William L. Fox wants to know why art, specifically environmental and landscape art, is the way it is in the 21st century.
“Art is collaborating with nature now,” Fox said. “Now, we have art that does not just document nature, but asks us to participate in it.”
Fox gave a lecture titled “Art, the Anthropocene, and Global Change” on Friday at the School of Fine Arts to discuss his research of artistic and environmental projects.
The lecture is the last of its kind to accompany the ongoing SoFA gallery exhibit, the “Canary Project: Works on Climate Change 2006-2009.” The gallery, which addresses the issue of climate change, closes Oct. 9.
Fox was one of the first people the Canary Project co-founders Edward Morris and Susannah Sayler contacted when they began their work three years ago, and the trio have since worked together.
“The study through artistic movement of climate change is important, and Bill has helped us facilitate that,” Morris said. “We’re thrilled to have him here.”
Fox’s research focuses on what he called three different historical trends – or timelines – that all work together and explain the use of landscape and environment in art in the 21st century.
The concepts, he said, are sometimes hard to follow, and he asked the audience in Woodburn Hall to tell him if they were following along.
“I want you to tell me if this makes sense,” Fox said. “There are the three stages in the age of the Anthropocene, three different ages of exploration and three artistic technologies.”
Anthropocene is what Fox called a new geological era that started during the industrial revolution and is being researched by scientists to determine its validity. Fox said that during this age, humans have studied, explored and developed the world, and that evidence of this can be seen in art.
“There is a historical imperative as to why we have things like the Canary Project,” Fox said.
Fox, who studied English at Claremont College, has published both nonfiction books and books of poetry.

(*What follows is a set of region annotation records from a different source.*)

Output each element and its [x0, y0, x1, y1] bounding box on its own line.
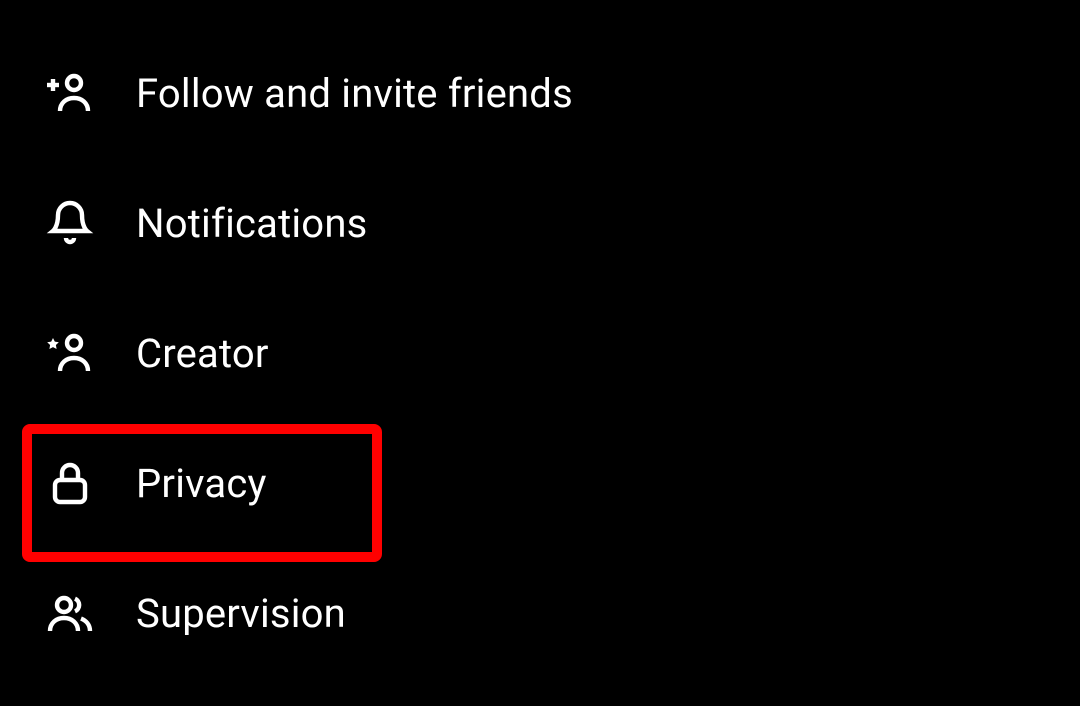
- menu-item-supervision[interactable]: Supervision: [0, 548, 1080, 678]
- lock-icon: [46, 459, 94, 507]
- add-person-icon: [46, 69, 94, 117]
- menu-item-follow-invite[interactable]: Follow and invite friends: [0, 28, 1080, 158]
- menu-item-label: Creator: [136, 330, 269, 377]
- menu-item-creator[interactable]: Creator: [0, 288, 1080, 418]
- menu-item-privacy[interactable]: Privacy: [0, 418, 1080, 548]
- menu-item-label: Privacy: [136, 460, 267, 507]
- menu-item-label: Follow and invite friends: [136, 70, 573, 117]
- bell-icon: [46, 199, 94, 247]
- menu-item-label: Notifications: [136, 200, 367, 247]
- menu-item-notifications[interactable]: Notifications: [0, 158, 1080, 288]
- star-person-icon: [46, 329, 94, 377]
- menu-item-label: Supervision: [136, 590, 346, 637]
- settings-menu: Follow and invite friends Notifications …: [0, 0, 1080, 706]
- people-icon: [46, 589, 94, 637]
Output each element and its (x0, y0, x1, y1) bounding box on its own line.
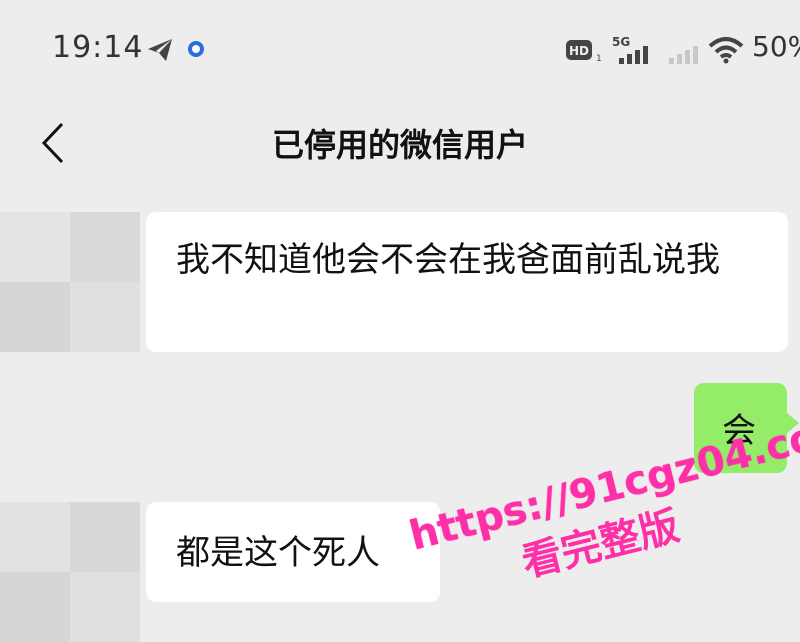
signal-sim2-icon (669, 46, 698, 64)
hd-label: HD (569, 44, 589, 58)
message-bubble-incoming[interactable]: 我不知道他会不会在我爸面前乱说我 (146, 212, 788, 352)
svg-text:1: 1 (596, 54, 601, 64)
signal-5g-icon: 5G (612, 35, 648, 64)
notification-dot-icon (188, 41, 204, 57)
status-time: 19:14 (52, 30, 144, 65)
message-bubble-incoming[interactable]: 都是这个死人 (146, 502, 440, 602)
avatar[interactable] (0, 502, 140, 642)
hd-voice-icon: HD 1 (566, 40, 601, 64)
chat-header: 已停用的微信用户 (0, 100, 800, 190)
status-bar: 19:14 HD 1 5G 50% (0, 0, 800, 100)
battery-percent: 50% (752, 30, 800, 63)
wifi-icon (708, 37, 744, 64)
chat-title: 已停用的微信用户 (271, 126, 528, 164)
watermark: https://91cgz04.com 看完整版 (400, 404, 800, 586)
network-label: 5G (612, 35, 630, 49)
avatar[interactable] (0, 212, 140, 352)
telegram-send-icon (148, 39, 172, 61)
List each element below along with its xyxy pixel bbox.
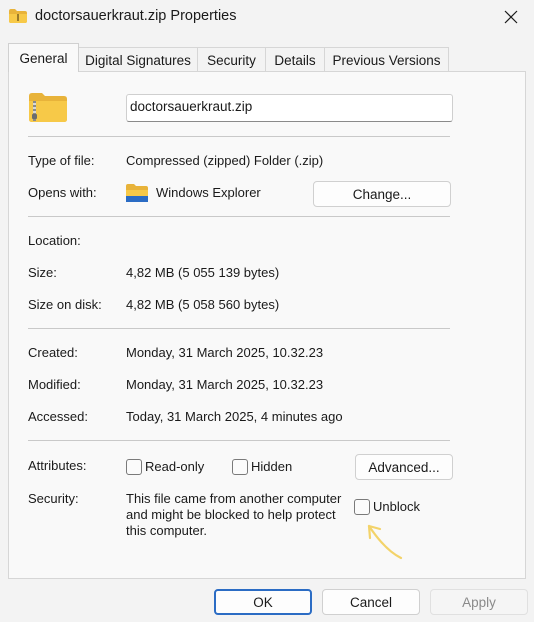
tab-digital-signatures[interactable]: Digital Signatures: [78, 47, 198, 72]
size-on-disk-value: 4,82 MB (5 058 560 bytes): [126, 297, 280, 312]
tab-previous-versions[interactable]: Previous Versions: [324, 47, 449, 72]
title-bar: doctorsauerkraut.zip Properties: [0, 0, 534, 34]
general-panel: doctorsauerkraut.zip Type of file: Compr…: [8, 71, 526, 579]
hidden-checkbox[interactable]: [232, 459, 248, 475]
type-label: Type of file:: [28, 153, 95, 168]
window-title: doctorsauerkraut.zip Properties: [35, 8, 237, 24]
file-name-input[interactable]: doctorsauerkraut.zip: [126, 94, 453, 122]
accessed-value: Today, 31 March 2025, 4 minutes ago: [126, 409, 343, 424]
close-button[interactable]: [488, 0, 534, 34]
type-value: Compressed (zipped) Folder (.zip): [126, 153, 324, 168]
opens-with-label: Opens with:: [28, 185, 97, 200]
size-label: Size:: [28, 265, 57, 280]
readonly-label: Read-only: [145, 459, 205, 474]
zip-folder-icon: [9, 9, 27, 23]
tab-details[interactable]: Details: [265, 47, 325, 72]
close-icon: [504, 10, 518, 24]
arrow-annotation-icon: [363, 520, 407, 564]
ok-button[interactable]: OK: [214, 589, 312, 615]
tab-general[interactable]: General: [8, 43, 79, 72]
location-label: Location:: [28, 233, 81, 248]
created-value: Monday, 31 March 2025, 10.32.23: [126, 345, 324, 360]
readonly-checkbox[interactable]: [126, 459, 142, 475]
separator: [28, 440, 450, 441]
cancel-button[interactable]: Cancel: [322, 589, 420, 615]
explorer-folder-icon: [126, 184, 148, 202]
advanced-button[interactable]: Advanced...: [355, 454, 453, 480]
change-button[interactable]: Change...: [313, 181, 451, 207]
security-label: Security:: [28, 491, 79, 506]
opens-with-value: Windows Explorer: [156, 185, 261, 200]
tab-security[interactable]: Security: [197, 47, 266, 72]
unblock-label: Unblock: [373, 499, 420, 514]
created-label: Created:: [28, 345, 78, 360]
unblock-checkbox[interactable]: [354, 499, 370, 515]
modified-label: Modified:: [28, 377, 81, 392]
separator: [28, 328, 450, 329]
attributes-label: Attributes:: [28, 458, 87, 473]
size-value: 4,82 MB (5 055 139 bytes): [126, 265, 280, 280]
size-on-disk-label: Size on disk:: [28, 297, 102, 312]
apply-button[interactable]: Apply: [430, 589, 528, 615]
modified-value: Monday, 31 March 2025, 10.32.23: [126, 377, 324, 392]
separator: [28, 216, 450, 217]
security-message: This file came from another computer and…: [126, 491, 342, 538]
separator: [28, 136, 450, 137]
zip-folder-icon: [29, 92, 67, 122]
accessed-label: Accessed:: [28, 409, 88, 424]
hidden-label: Hidden: [251, 459, 293, 474]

He is currently the director of the Center for Art and Environment at the Nevada Museum of Art.
It was later in his career that he began what he called his very unique research.
“It wasn’t until 1993 that I fell into this odd niche,” Fox said. “I looked at a landscape painting by a friend of mine and wanted to know why she did what she did.”
Fox, who said he had never been to Indiana, guest-lectured at the eight-week course taught by Sayler and Morris titled “Engagement/Art/Activism: Response and Intervention on Climate Change.”
Sophomore and studio art major Marine Tempels, who is enrolled in the class, said having guest lecturers like Fox have been key to what she has learned so far.
“We usually only think of art as fine art, but I’m passionate about the environment, and I’m interested in merging the two,” Tempels said.
Fox works with students in various parts of the world to conduct field studies where students create art with the environment that leave no evidence behind, but is documented and presented through exhibitions.
“There are these field studies in the United Kingdom, Australia, Chile,” Fox said. “They bring together so many people and pull students out of their normative environment. A great flowering is going to come of this.”